The incident happened on Monday, February 8.

However when officers traced the number they found it to belong to 48-year-old John Wright, who suffers from mental health issues and was already known to police.

Mr Wright was visited by a social care worker who confirmed with him that the incident was indeed a hoax and there was no bomb, in the process managing to avoid a mass panic at the popular supermarket.

Thousands of shoppers visit the Central 12 ASDA supermarket, which is open 24 hours, each day. It is not known at what time exactly the hoax call was made.

Following the incident, Wright was taken to see his doctor at the Hesketh Centre where, during another incident, he became irate and threw a wooden chair at a glass panel causing it to crack.

The full incident was made public during a court hearing at Liverpool Community Justice Centre last week where Wright was sentenced to three months in jail, suspended for 12 months, and judges ordered that he participate with six months of mental health treatment.

Solicitor Nick Archer said: “Clearly, Mr Wright was not well at the time,” he said. “He has very little contact with his mother and she persuaded him to take his medication. He has not taken it on this occasion. He is genuinely sorry for what happened.”

The court also heard that Wright’s father had now had a restraining order issued against him during the same hearing.

Wright took a hammer to his dad’s Peugeot 307 on March 19 out of anger over an alleged incident from the past.

He smashed the rear window and rear lights, and damaged body work.

Ali Sarwar, prosecuting, as Wright appeared for sentencing for criminal damage, said that he disposed of the hammer in a public bin near to the war memorial and that he was picked up on Lord Street soon afterwards.

Reading from a victim impact statement, he said the father was now fearful that his son was going to cause him harm.

“His aggression and hatred of me and have left me very upset and shaken,” the statement said, “I am now more scared than ever and believe that he will genuinely harm me. I am living in fear of him and feel that I have to defend myself.

“I’ve stopped going out locally and I have changed my phone number. I used to enjoy going around.
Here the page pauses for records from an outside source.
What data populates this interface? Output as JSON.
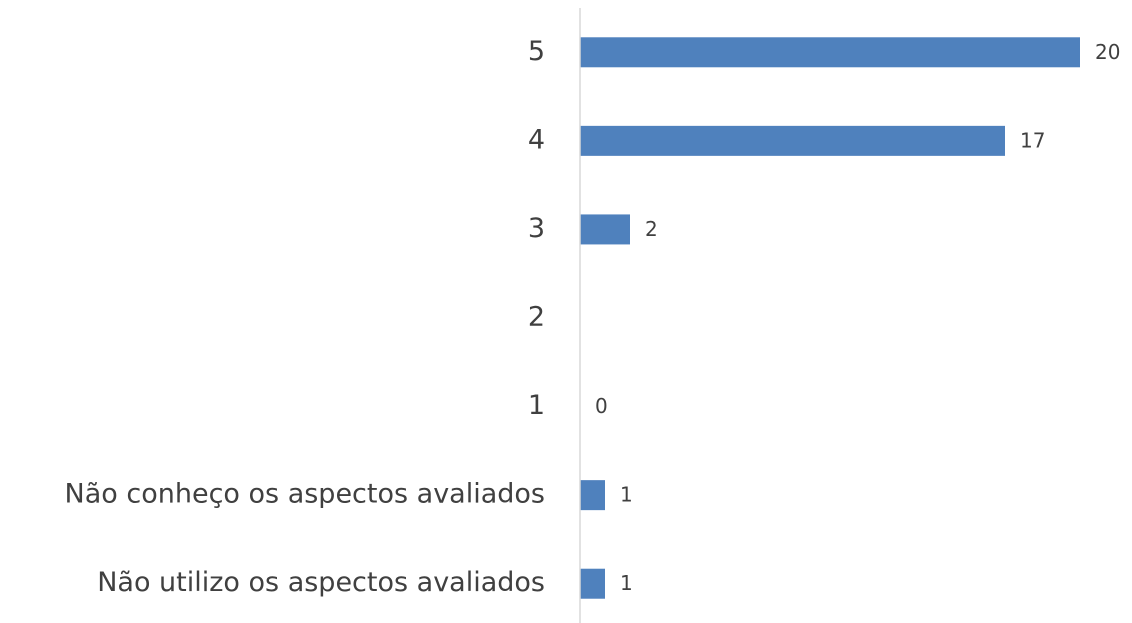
{
  "chart_data": {
    "type": "barh",
    "categories": [
      "5",
      "4",
      "3",
      "2",
      "1",
      "Não conheço os aspectos avaliados",
      "Não utilizo os aspectos avaliados"
    ],
    "values": [
      20,
      17,
      2,
      null,
      0,
      1,
      1
    ],
    "color": "#4f81bd",
    "xlim": [
      0,
      20
    ]
  }
}
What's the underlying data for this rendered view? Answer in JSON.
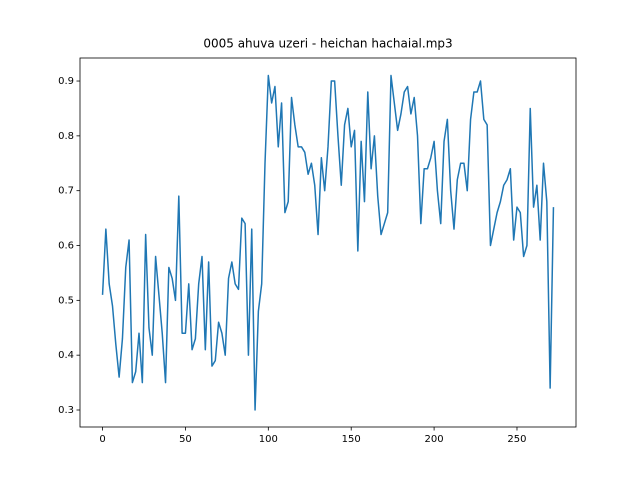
{
  "chart_data": {
    "type": "line",
    "title": "0005 ahuva uzeri - heichan hachaial.mp3",
    "x": [
      0,
      2,
      4,
      6,
      8,
      10,
      12,
      14,
      16,
      18,
      20,
      22,
      24,
      26,
      28,
      30,
      32,
      34,
      36,
      38,
      40,
      42,
      44,
      46,
      48,
      50,
      52,
      54,
      56,
      58,
      60,
      62,
      64,
      66,
      68,
      70,
      72,
      74,
      76,
      78,
      80,
      82,
      84,
      86,
      88,
      90,
      92,
      94,
      96,
      98,
      100,
      102,
      104,
      106,
      108,
      110,
      112,
      114,
      116,
      118,
      120,
      122,
      124,
      126,
      128,
      130,
      132,
      134,
      136,
      138,
      140,
      142,
      144,
      146,
      148,
      150,
      152,
      154,
      156,
      158,
      160,
      162,
      164,
      166,
      168,
      170,
      172,
      174,
      176,
      178,
      180,
      182,
      184,
      186,
      188,
      190,
      192,
      194,
      196,
      198,
      200,
      202,
      204,
      206,
      208,
      210,
      212,
      214,
      216,
      218,
      220,
      222,
      224,
      226,
      228,
      230,
      232,
      234,
      236,
      238,
      240,
      242,
      244,
      246,
      248,
      250,
      252,
      254,
      256,
      258,
      260,
      262,
      264,
      266,
      268,
      270,
      272
    ],
    "series": [
      {
        "color": "#1f77b4",
        "values": [
          0.51,
          0.63,
          0.53,
          0.49,
          0.42,
          0.36,
          0.43,
          0.56,
          0.61,
          0.35,
          0.37,
          0.44,
          0.35,
          0.62,
          0.45,
          0.4,
          0.58,
          0.51,
          0.44,
          0.35,
          0.56,
          0.54,
          0.5,
          0.69,
          0.44,
          0.44,
          0.53,
          0.41,
          0.43,
          0.53,
          0.58,
          0.41,
          0.57,
          0.38,
          0.39,
          0.46,
          0.44,
          0.4,
          0.54,
          0.57,
          0.53,
          0.52,
          0.65,
          0.64,
          0.4,
          0.63,
          0.3,
          0.48,
          0.53,
          0.75,
          0.91,
          0.86,
          0.89,
          0.78,
          0.86,
          0.66,
          0.68,
          0.87,
          0.82,
          0.78,
          0.78,
          0.77,
          0.73,
          0.75,
          0.71,
          0.62,
          0.76,
          0.7,
          0.78,
          0.9,
          0.9,
          0.8,
          0.71,
          0.82,
          0.85,
          0.78,
          0.81,
          0.59,
          0.79,
          0.68,
          0.88,
          0.74,
          0.8,
          0.69,
          0.62,
          0.64,
          0.66,
          0.91,
          0.86,
          0.81,
          0.84,
          0.88,
          0.89,
          0.84,
          0.87,
          0.8,
          0.64,
          0.74,
          0.74,
          0.76,
          0.79,
          0.7,
          0.64,
          0.79,
          0.83,
          0.7,
          0.63,
          0.72,
          0.75,
          0.75,
          0.7,
          0.83,
          0.88,
          0.88,
          0.9,
          0.83,
          0.82,
          0.6,
          0.63,
          0.66,
          0.68,
          0.71,
          0.72,
          0.74,
          0.61,
          0.67,
          0.66,
          0.58,
          0.6,
          0.85,
          0.67,
          0.71,
          0.61,
          0.75,
          0.68,
          0.34,
          0.67
        ]
      }
    ],
    "xlim": [
      -13.6,
      285.6
    ],
    "ylim": [
      0.269,
      0.942
    ],
    "xticks": [
      0,
      50,
      100,
      150,
      200,
      250
    ],
    "yticks": [
      0.3,
      0.4,
      0.5,
      0.6,
      0.7,
      0.8,
      0.9
    ]
  }
}
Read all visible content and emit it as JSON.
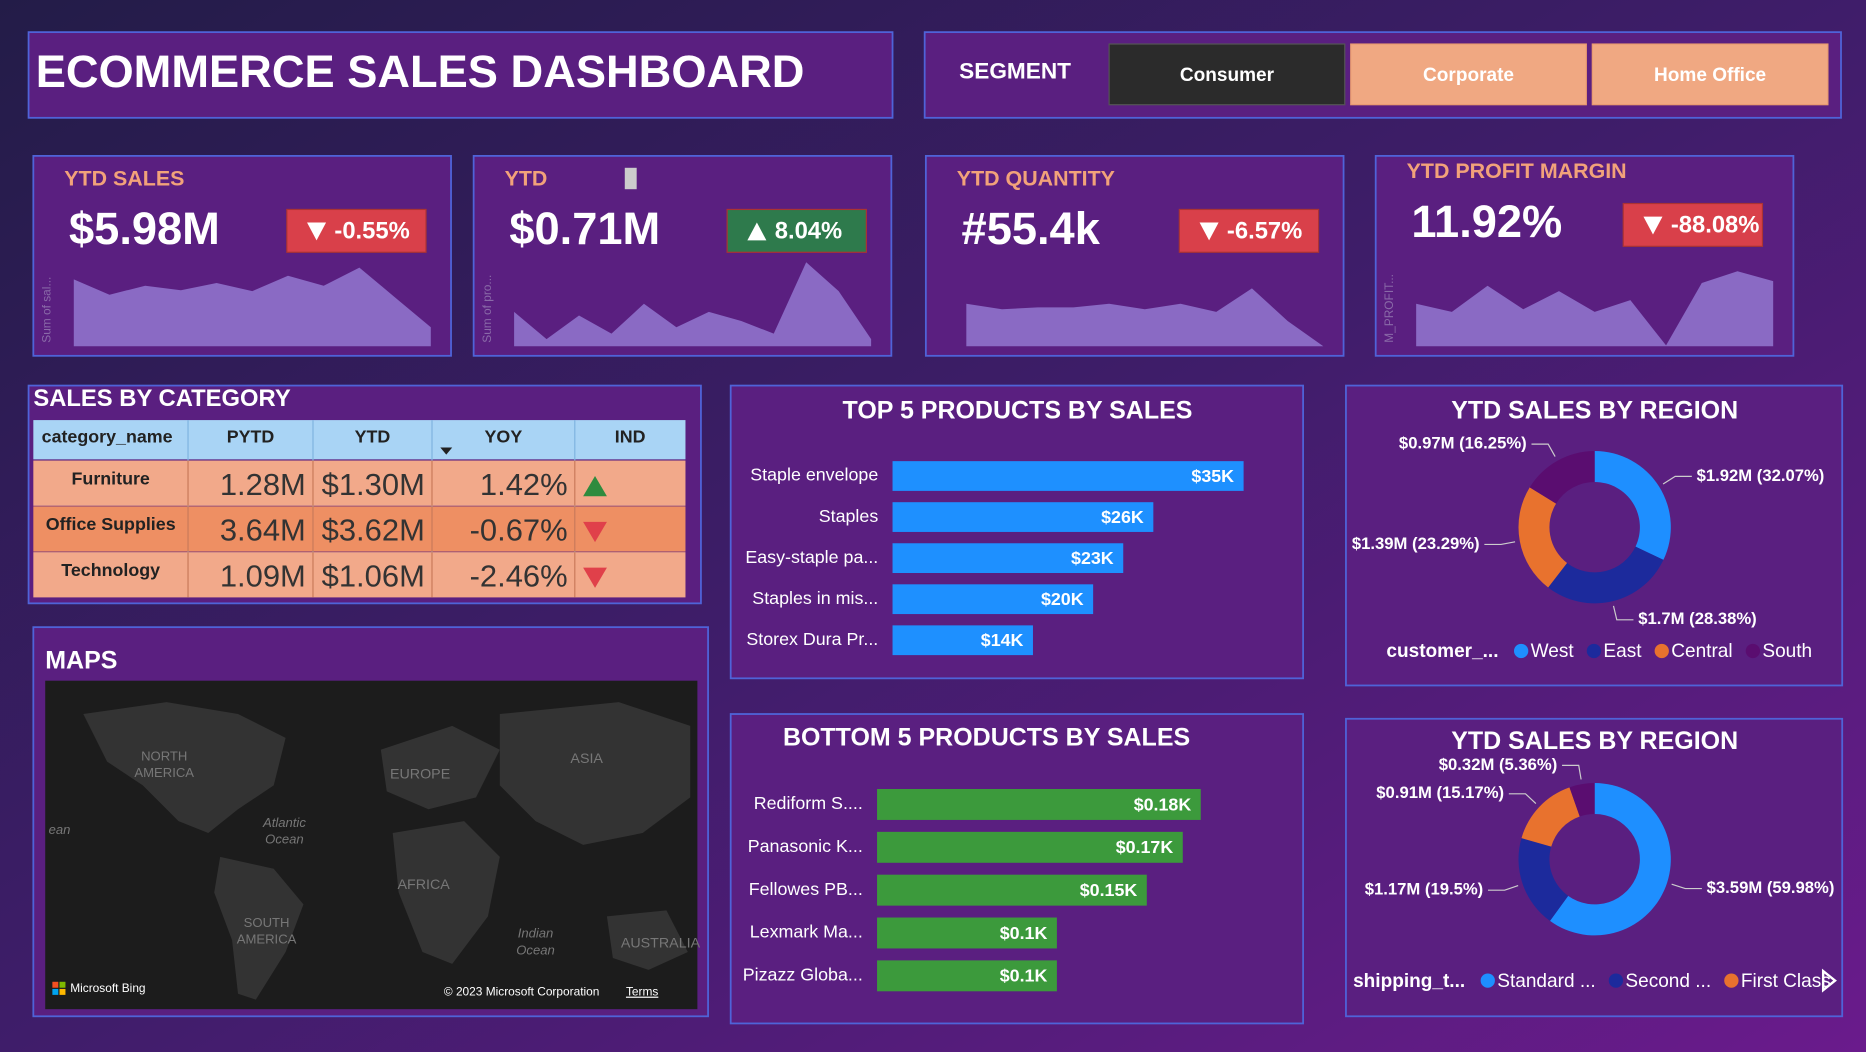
{
  "header": {
    "title": "ECOMMERCE SALES DASHBOARD"
  },
  "segment": {
    "label": "SEGMENT",
    "options": [
      "Consumer",
      "Corporate",
      "Home Office"
    ],
    "selected_index": 0
  },
  "kpis": [
    {
      "title": "YTD SALES",
      "value": "$5.98M",
      "change": "-0.55%",
      "trend": "down",
      "axis_label": "Sum of sal..."
    },
    {
      "title": "YTD",
      "value": "$0.71M",
      "change": "8.04%",
      "trend": "up",
      "axis_label": "Sum of pro..."
    },
    {
      "title": "YTD QUANTITY",
      "value": "#55.4k",
      "change": "-6.57%",
      "trend": "down"
    },
    {
      "title": "YTD PROFIT MARGIN",
      "value": "11.92%",
      "change": "-88.08%",
      "trend": "down",
      "axis_label": "M_PROFIT..."
    }
  ],
  "table": {
    "title": "SALES BY CATEGORY",
    "columns": [
      "category_name",
      "PYTD",
      "YTD",
      "YOY",
      "IND"
    ],
    "rows": [
      [
        "Furniture",
        "1.28M",
        "$1.30M",
        "1.42%"
      ],
      [
        "Office Supplies",
        "3.64M",
        "$3.62M",
        "-0.67%"
      ],
      [
        "Technology",
        "1.09M",
        "$1.06M",
        "-2.46%"
      ]
    ],
    "indicators": [
      "up",
      "down",
      "down"
    ]
  },
  "map": {
    "title": "MAPS",
    "labels": [
      "NORTH",
      "AMERICA",
      "EUROPE",
      "ASIA",
      "Atlantic",
      "Ocean",
      "AFRICA",
      "SOUTH",
      "AMERICA",
      "Indian",
      "Ocean",
      "AUSTRALIA",
      "ean"
    ],
    "brand": "Microsoft Bing",
    "copyright": "© 2023 Microsoft Corporation",
    "terms": "Terms"
  },
  "chart_data": [
    {
      "type": "area",
      "color": "#8a6ac4",
      "ylim": [
        0,
        100
      ],
      "values": [
        74,
        57,
        67,
        62,
        70,
        61,
        78,
        67,
        87,
        54,
        21
      ]
    },
    {
      "type": "area",
      "color": "#8a6ac4",
      "ylim": [
        0,
        100
      ],
      "values": [
        38,
        8,
        34,
        14,
        47,
        21,
        38,
        28,
        14,
        93,
        61,
        8
      ]
    },
    {
      "type": "area",
      "color": "#8a6ac4",
      "ylim": [
        0,
        100
      ],
      "values": [
        47,
        41,
        43,
        43,
        47,
        41,
        47,
        38,
        64,
        28,
        0
      ]
    },
    {
      "type": "area",
      "color": "#8a6ac4",
      "ylim": [
        0,
        100
      ],
      "values": [
        47,
        38,
        67,
        41,
        61,
        38,
        51,
        1,
        70,
        83,
        72
      ]
    },
    {
      "type": "bar",
      "title": "TOP 5 PRODUCTS BY SALES",
      "color": "#1e90ff",
      "xlim": [
        0,
        35000
      ],
      "categories": [
        "Staple envelope",
        "Staples",
        "Easy-staple pa...",
        "Staples in mis...",
        "Storex Dura Pr..."
      ],
      "values": [
        35000,
        26000,
        23000,
        20000,
        14000
      ],
      "value_labels": [
        "$35K",
        "$26K",
        "$23K",
        "$20K",
        "$14K"
      ]
    },
    {
      "type": "bar",
      "title": "BOTTOM 5 PRODUCTS BY SALES",
      "color": "#3c9a3c",
      "xlim": [
        0,
        180
      ],
      "categories": [
        "Rediform S....",
        "Panasonic K...",
        "Fellowes PB...",
        "Lexmark Ma...",
        "Pizazz Globa..."
      ],
      "values": [
        180,
        170,
        150,
        100,
        100
      ],
      "value_labels": [
        "$0.18K",
        "$0.17K",
        "$0.15K",
        "$0.1K",
        "$0.1K"
      ]
    },
    {
      "type": "pie",
      "title": "YTD SALES BY REGION",
      "legend_title": "customer_...",
      "categories": [
        "West",
        "East",
        "Central",
        "South"
      ],
      "values": [
        32.07,
        28.38,
        23.29,
        16.25
      ],
      "value_labels": [
        "$1.92M (32.07%)",
        "$1.7M (28.38%)",
        "$1.39M (23.29%)",
        "$0.97M (16.25%)"
      ],
      "colors": [
        "#1e8fff",
        "#1c2a9c",
        "#e8722e",
        "#5a0d70"
      ]
    },
    {
      "type": "pie",
      "title": "YTD SALES BY REGION",
      "legend_title": "shipping_t...",
      "categories": [
        "Standard ...",
        "Second ...",
        "First Class",
        null
      ],
      "values": [
        59.98,
        19.5,
        15.17,
        5.36
      ],
      "value_labels": [
        "$3.59M (59.98%)",
        "$1.17M (19.5%)",
        "$0.91M (15.17%)",
        "$0.32M (5.36%)"
      ],
      "colors": [
        "#1e8fff",
        "#1c2a9c",
        "#e8722e",
        "#5a0d70"
      ]
    }
  ]
}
The constant allegations have been upsetting and heart breaking.”

Mr Sarwar informed the court that Mr Wright’s father has had a heart bypass and has panic attacks. “He does not need the stress,” the prosecutor said.

District Judge Richard Clancy sentenced Wright to three months in jail, suspended for 12 months, and ordered that he participate with six months of mental health treatment. Making him pay compensation of £150 to both his father and the Hesketh Centre, he also imposed a three-year restraining order against his dad.

“It’s unfortunate,” he said, “Your dad has come to the end of his tether. He is not a well man and he cannot continue with this pressure.

“I appreciate that you have said sorry but you must appreciate that he has got his life to lead and he is not well. This simply has to stop.”